When John and I became host parents for Lukas, our exchange student from Switzerland, a few years ago, it was on a whim. During the application process, one of the questions asked of us was what were our rules. Honestly, it was the question that stumped us.
If you know us and know our kids, that may or may not surprise you. Our kids are pretty good. They aren’t exactly kids now at nearly 21 and 18, but they have always been generally well mannered and well behaved, and well, we haven’t exactly had rules with them. It wasn’t that we lived in a home absent of rules, we just had rules as they were necessary. For example, when Will was a toddler, we made a rule that he couldn’t watch the Rugrats on television because I didn’t want him imitating the behavior on one of the characters who was bratty.
That was our general approach to parenting, and well, I think we did ok. I mean, Will is now an adult and he is in college on track to graduate on time and Claire is a senior in high school. Both are doing really.
I tend to deal with my classroom in the same way. I don’t have a laundry list of rules for the students on the first day we just have an understanding that we will all treat each other with respect and if that isn’t working, I will step in and deal with situations as necessary. It works for me. It works for my students too. I can only think of a couple of students over the past 25 years who have thought I was unfair, but even with those students and parents I have maintained a positive working relationship.

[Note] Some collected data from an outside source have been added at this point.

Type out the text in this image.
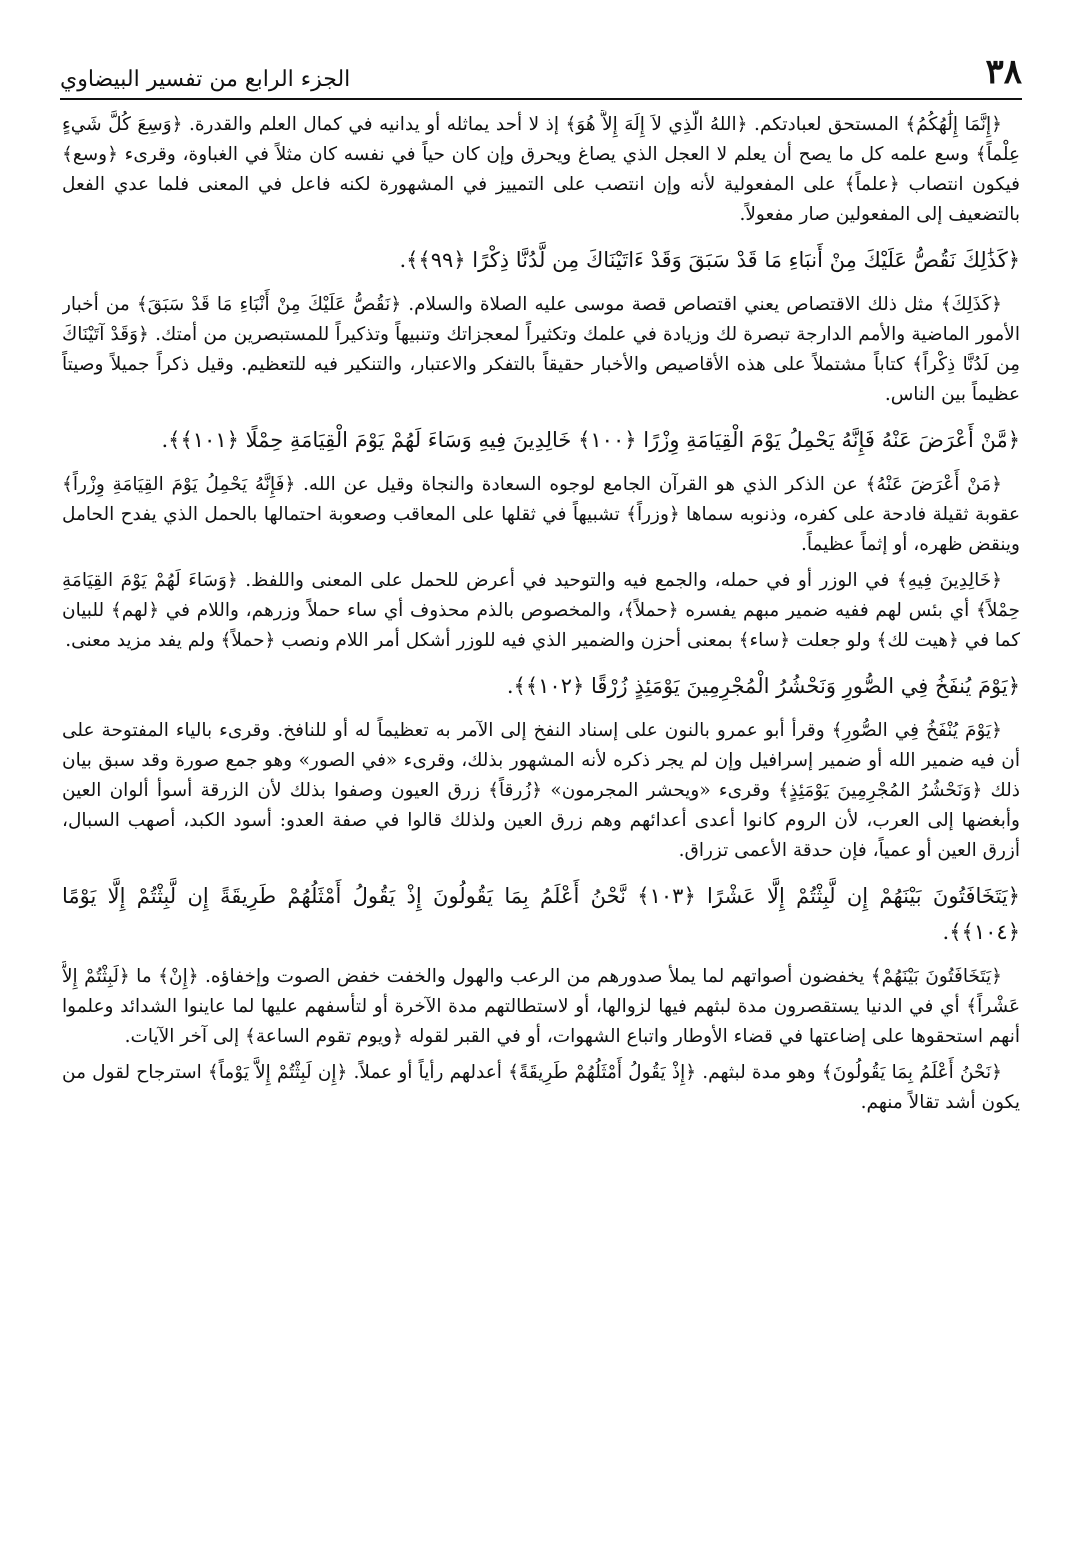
٣٨
الجزء الرابع من تفسير البيضاوي

﴿إِنَّمَا إِلَٰهُكُمُ﴾ المستحق لعبادتكم. ﴿اللهُ الَّذِي لاَ إِلَهَ إِلاَّ هُوَ﴾ إذ لا أحد يماثله أو يدانيه في كمال العلم والقدرة. ﴿وَسِعَ كُلَّ شَيءٍ عِلْماً﴾ وسع علمه كل ما يصح أن يعلم لا العجل الذي يصاغ ويحرق وإن كان حياً في نفسه كان مثلاً في الغباوة، وقرىء ﴿وسع﴾ فيكون انتصاب ﴿علماً﴾ على المفعولية لأنه وإن انتصب على التمييز في المشهورة لكنه فاعل في المعنى فلما عدي الفعل بالتضعيف إلى المفعولين صار مفعولاً.

﴿كَذَٰلِكَ نَقُصُّ عَلَيْكَ مِنْ أَنبَاءِ مَا قَدْ سَبَقَ وَقَدْ ءَاتَيْنَاكَ مِن لَّدُنَّا ذِكْرًا ﴿٩٩﴾﴾.

﴿كَذَلِكَ﴾ مثل ذلك الاقتصاص يعني اقتصاص قصة موسى عليه الصلاة والسلام. ﴿نَقُصُّ عَلَيْكَ مِنْ أَنْبَاءِ مَا قَدْ سَبَقَ﴾ من أخبار الأمور الماضية والأمم الدارجة تبصرة لك وزيادة في علمك وتكثيراً لمعجزاتك وتنبيهاً وتذكيراً للمستبصرين من أمتك. ﴿وَقَدْ آتَيْنَاكَ مِن لَدُنَّا ذِكْراً﴾ كتاباً مشتملاً على هذه الأقاصيص والأخبار حقيقاً بالتفكر والاعتبار، والتنكير فيه للتعظيم. وقيل ذكراً جميلاً وصيتاً عظيماً بين الناس.

﴿مَّنْ أَعْرَضَ عَنْهُ فَإِنَّهُ يَحْمِلُ يَوْمَ الْقِيَامَةِ وِزْرًا ﴿١٠٠﴾ خَالِدِينَ فِيهِ وَسَاءَ لَهُمْ يَوْمَ الْقِيَامَةِ حِمْلًا ﴿١٠١﴾﴾.

﴿مَنْ أَعْرَضَ عَنْهُ﴾ عن الذكر الذي هو القرآن الجامع لوجوه السعادة والنجاة وقيل عن الله. ﴿فَإِنَّهُ يَحْمِلُ يَوْمَ القِيَامَةِ وِزْراً﴾ عقوبة ثقيلة فادحة على كفره، وذنوبه سماها ﴿وزراً﴾ تشبيهاً في ثقلها على المعاقب وصعوبة احتمالها بالحمل الذي يفدح الحامل وينقض ظهره، أو إثماً عظيماً.

﴿خَالِدِينَ فِيهِ﴾ في الوزر أو في حمله، والجمع فيه والتوحيد في أعرض للحمل على المعنى واللفظ. ﴿وَسَاءَ لَهُمْ يَوْمَ القِيَامَةِ حِمْلاً﴾ أي بئس لهم ففيه ضمير مبهم يفسره ﴿حملاً﴾، والمخصوص بالذم محذوف أي ساء حملاً وزرهم، واللام في ﴿لهم﴾ للبيان كما في ﴿هيت لك﴾ ولو جعلت ﴿ساء﴾ بمعنى أحزن والضمير الذي فيه للوزر أشكل أمر اللام ونصب ﴿حملاً﴾ ولم يفد مزيد معنى.

﴿يَوْمَ يُنفَخُ فِي الصُّورِ وَنَحْشُرُ الْمُجْرِمِينَ يَوْمَئِذٍ زُرْقًا ﴿١٠٢﴾﴾.

﴿يَوْمَ يُنْفَخُ فِي الصُّورِ﴾ وقرأ أبو عمرو بالنون على إسناد النفخ إلى الآمر به تعظيماً له أو للنافخ. وقرىء بالياء المفتوحة على أن فيه ضمير الله أو ضمير إسرافيل وإن لم يجر ذكره لأنه المشهور بذلك، وقرىء «في الصور» وهو جمع صورة وقد سبق بيان ذلك ﴿وَنَحْشُرُ المُجْرِمِينَ يَوْمَئِذٍ﴾ وقرىء «ويحشر المجرمون» ﴿زُرقاً﴾ زرق العيون وصفوا بذلك لأن الزرقة أسوأ ألوان العين وأبغضها إلى العرب، لأن الروم كانوا أعدى أعدائهم وهم زرق العين ولذلك قالوا في صفة العدو: أسود الكبد، أصهب السبال، أزرق العين أو عمياً، فإن حدقة الأعمى تزراق.

﴿يَتَخَافَتُونَ بَيْنَهُمْ إِن لَّبِثْتُمْ إِلَّا عَشْرًا ﴿١٠٣﴾ نَّحْنُ أَعْلَمُ بِمَا يَقُولُونَ إِذْ يَقُولُ أَمْثَلُهُمْ طَرِيقَةً إِن لَّبِثْتُمْ إِلَّا يَوْمًا ﴿١٠٤﴾﴾.

﴿يَتَخَافَتُونَ بَيْنَهُمْ﴾ يخفضون أصواتهم لما يملأ صدورهم من الرعب والهول والخفت خفض الصوت وإخفاؤه. ﴿إِنْ﴾ ما ﴿لَبِثْتُمْ إِلاَّ عَشْراً﴾ أي في الدنيا يستقصرون مدة لبثهم فيها لزوالها، أو لاستطالتهم مدة الآخرة أو لتأسفهم عليها لما عاينوا الشدائد وعلموا أنهم استحقوها على إضاعتها في قضاء الأوطار واتباع الشهوات، أو في القبر لقوله ﴿ويوم تقوم الساعة﴾ إلى آخر الآيات.

﴿نَحْنُ أَعْلَمُ بِمَا يَقُولُونَ﴾ وهو مدة لبثهم. ﴿إِذْ يَقُولُ أَمْثَلُهُمْ طَرِيقَةً﴾ أعدلهم رأياً أو عملاً. ﴿إِن لَبِثْتُمْ إِلاَّ يَوْماً﴾ استرجاح لقول من يكون أشد تقالاً منهم.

I think that is my problem when we tackle problems with steadfast, set in stone, black and white solutions. What works in one instance doesn’t always work in another.
I know that when we are talking about problems that our government deals with, it is bigger than problems a parent faces or a teacher, but I do think we have to be reasonable. I understand the fear that some have about terrorism. It is real. However, the ban from the executive order, no matter what the intention, is not going to be effective. It has, I believe impacted the wrong people the most. It’s because when making the rule, when just looking at the black and white, the shades of grey weren’t considered at all, which is why we see the backlash, and why we will keep seeing the backlash. Our leaders need to start thinking before acting, which brings me back to the best parenting lesson I ever had.
When Will was just three, I grounded him from the television for a week. This, by the way, was always the best consequence for him. However, I did not consult John, who used the tv as a babysitter while he got dressed in the mornings [I was already at work], nor did I think about how awful it would be to have to entertain him without the television for a week. Still, as parents, we followed through. We made a 7 day chart and we stuck to our guns, BUT, I never again gave a quick consequence without considering how the consequence would impact the rest of us. I’m hoping that if nothing else the backlash from protests, judges, and angry Congressional members will convince our leader to think twice before acting rashly again. I know the job is hard, but it is too important for him to fail.